There are also a lot of other items that the Maneki-Neko may be seen holding, but they all generally represent the same ideas: wealth, prosperity, and good fortune.

There is a Difference in Which Paw is Raised

The whole figure of Maneki-Neko is really full of symbolism. Some even claim that the higher the raised paw is, the more it attracts fortune and good luck. Whether the raised paw is left or right also bears distinct meanings for the owner.

If the right paw is raised, it serves as an invitation to good fortune and prosperity. But if the left paw is raised, its purpose is to attract a lot of customers. There are also other figures that have both paws raised which are said to bring protection for your home or business.

It is Usually Mistaken as Originating from the Chinese

As we have mentioned earlier, the Maneki-Neko originated in Japan. But since a lot of Chinese merchants throughout history have been accustomed to using one in their businesses, a lot of people mistake it to be of Chinese origin. Its popularity to Chinese culture resulted in their own adopted name for it: Chinese lucky cat.
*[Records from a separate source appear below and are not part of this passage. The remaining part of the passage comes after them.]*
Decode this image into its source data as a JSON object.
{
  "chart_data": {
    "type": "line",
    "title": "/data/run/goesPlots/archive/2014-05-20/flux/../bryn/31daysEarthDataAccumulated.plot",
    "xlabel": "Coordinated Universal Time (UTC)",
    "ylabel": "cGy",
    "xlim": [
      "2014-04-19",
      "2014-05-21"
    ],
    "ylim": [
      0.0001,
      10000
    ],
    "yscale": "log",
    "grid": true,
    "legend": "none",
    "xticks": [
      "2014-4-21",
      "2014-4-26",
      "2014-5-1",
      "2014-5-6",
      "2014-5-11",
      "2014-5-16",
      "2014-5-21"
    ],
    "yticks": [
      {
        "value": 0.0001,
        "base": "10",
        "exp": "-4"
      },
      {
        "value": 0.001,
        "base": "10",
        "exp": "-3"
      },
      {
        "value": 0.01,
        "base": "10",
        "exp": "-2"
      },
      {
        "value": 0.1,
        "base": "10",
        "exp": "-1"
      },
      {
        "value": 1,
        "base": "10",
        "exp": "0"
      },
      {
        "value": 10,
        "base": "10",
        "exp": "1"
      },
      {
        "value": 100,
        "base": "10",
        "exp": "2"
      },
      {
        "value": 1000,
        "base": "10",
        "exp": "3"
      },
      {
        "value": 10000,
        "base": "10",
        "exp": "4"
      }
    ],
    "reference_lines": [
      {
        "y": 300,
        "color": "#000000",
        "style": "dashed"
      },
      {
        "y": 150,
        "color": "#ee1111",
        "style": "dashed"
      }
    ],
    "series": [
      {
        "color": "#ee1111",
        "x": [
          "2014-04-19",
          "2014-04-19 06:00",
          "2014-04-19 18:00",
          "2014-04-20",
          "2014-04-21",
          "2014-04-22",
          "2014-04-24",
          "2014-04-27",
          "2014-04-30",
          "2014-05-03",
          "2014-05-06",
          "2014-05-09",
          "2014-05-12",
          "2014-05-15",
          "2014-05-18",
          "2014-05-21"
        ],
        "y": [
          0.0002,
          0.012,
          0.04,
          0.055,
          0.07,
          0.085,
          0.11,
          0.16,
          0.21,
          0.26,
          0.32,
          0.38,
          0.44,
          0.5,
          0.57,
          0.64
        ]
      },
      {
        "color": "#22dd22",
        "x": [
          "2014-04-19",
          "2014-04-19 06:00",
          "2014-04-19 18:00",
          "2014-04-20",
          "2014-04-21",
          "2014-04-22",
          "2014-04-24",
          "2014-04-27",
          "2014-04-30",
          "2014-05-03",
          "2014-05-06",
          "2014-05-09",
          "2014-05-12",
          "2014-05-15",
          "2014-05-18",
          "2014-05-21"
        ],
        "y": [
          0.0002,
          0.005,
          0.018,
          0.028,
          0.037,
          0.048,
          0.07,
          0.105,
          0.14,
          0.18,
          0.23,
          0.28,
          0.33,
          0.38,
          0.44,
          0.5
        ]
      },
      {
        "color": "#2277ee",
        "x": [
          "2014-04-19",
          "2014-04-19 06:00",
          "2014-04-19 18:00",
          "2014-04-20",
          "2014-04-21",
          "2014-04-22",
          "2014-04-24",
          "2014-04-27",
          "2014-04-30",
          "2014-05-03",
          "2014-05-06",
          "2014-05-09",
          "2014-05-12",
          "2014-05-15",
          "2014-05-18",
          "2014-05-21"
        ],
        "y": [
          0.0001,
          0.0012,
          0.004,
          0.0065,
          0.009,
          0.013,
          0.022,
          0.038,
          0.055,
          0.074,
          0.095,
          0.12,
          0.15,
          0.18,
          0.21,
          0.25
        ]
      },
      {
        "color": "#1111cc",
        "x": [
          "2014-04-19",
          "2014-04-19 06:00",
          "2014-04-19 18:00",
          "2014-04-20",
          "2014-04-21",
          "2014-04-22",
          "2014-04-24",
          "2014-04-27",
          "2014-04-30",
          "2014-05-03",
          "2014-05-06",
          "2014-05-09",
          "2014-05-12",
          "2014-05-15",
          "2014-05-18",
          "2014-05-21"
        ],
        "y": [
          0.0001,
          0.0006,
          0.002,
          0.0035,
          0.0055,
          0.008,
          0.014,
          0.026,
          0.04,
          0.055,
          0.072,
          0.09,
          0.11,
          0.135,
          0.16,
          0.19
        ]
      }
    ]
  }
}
tons of small dolls known as maneki neko in japana

There is a “Beckoning Cat” Day

A “Beckoning Cat” day is celebrated every 29th of September (not to be confused with the international cat day every 8th of August). The date of celebration isn’t really based on its history. It is more of a result of Goroawase (a Japanese wordplay of homophonous words).

The date “September 29” can be read in Japanese as Ku-fu-ku (9, 2 and 9) which can also be translated to words as Ku(ru) Fuku or “coming luck”; hence, “coming luck” day is celebrated as “Beckoning Cat” day.

It is Commonly Depicted in Pop Culture

lthough originating from Japan, the Maneki-Neko concept has been adopted globally in modern times. The famous fictional character Hello Kitty is speculated to be based on the Maneki-Neko although this speculation is yet to be given a definite confirmation.

It is also referenced in the hit franchise Pokémon. The Pokémon species Meowth is inspired by its concept with some obvious resemblances such as similarities in appearance and the possession of a Koban.

There are also temples and shrines, mostly in Japan, that resemble the image of the Maneki-Neko (e.g., Gotokuji temple).

It Can Be Made from a Wide Variety of Materials

Maneki-Neko antique figures were originally made from carved wood, metal, or stone. Sometimes they are made from cast iron, handmade porcelain, or even papier-mâché. In the present times, they are mostly made from ceramic or plastic; the latter being the most common and probably also the cheapest.

Originally, fortune cat carvings are only still. But eventually, figures with a moving paw (either left or right) were developed. These figures are more common on plastic-made ones because of the relatively lighter material. There are also Maneki-Neko figures made from Gold or Jade which are sold at higher prices.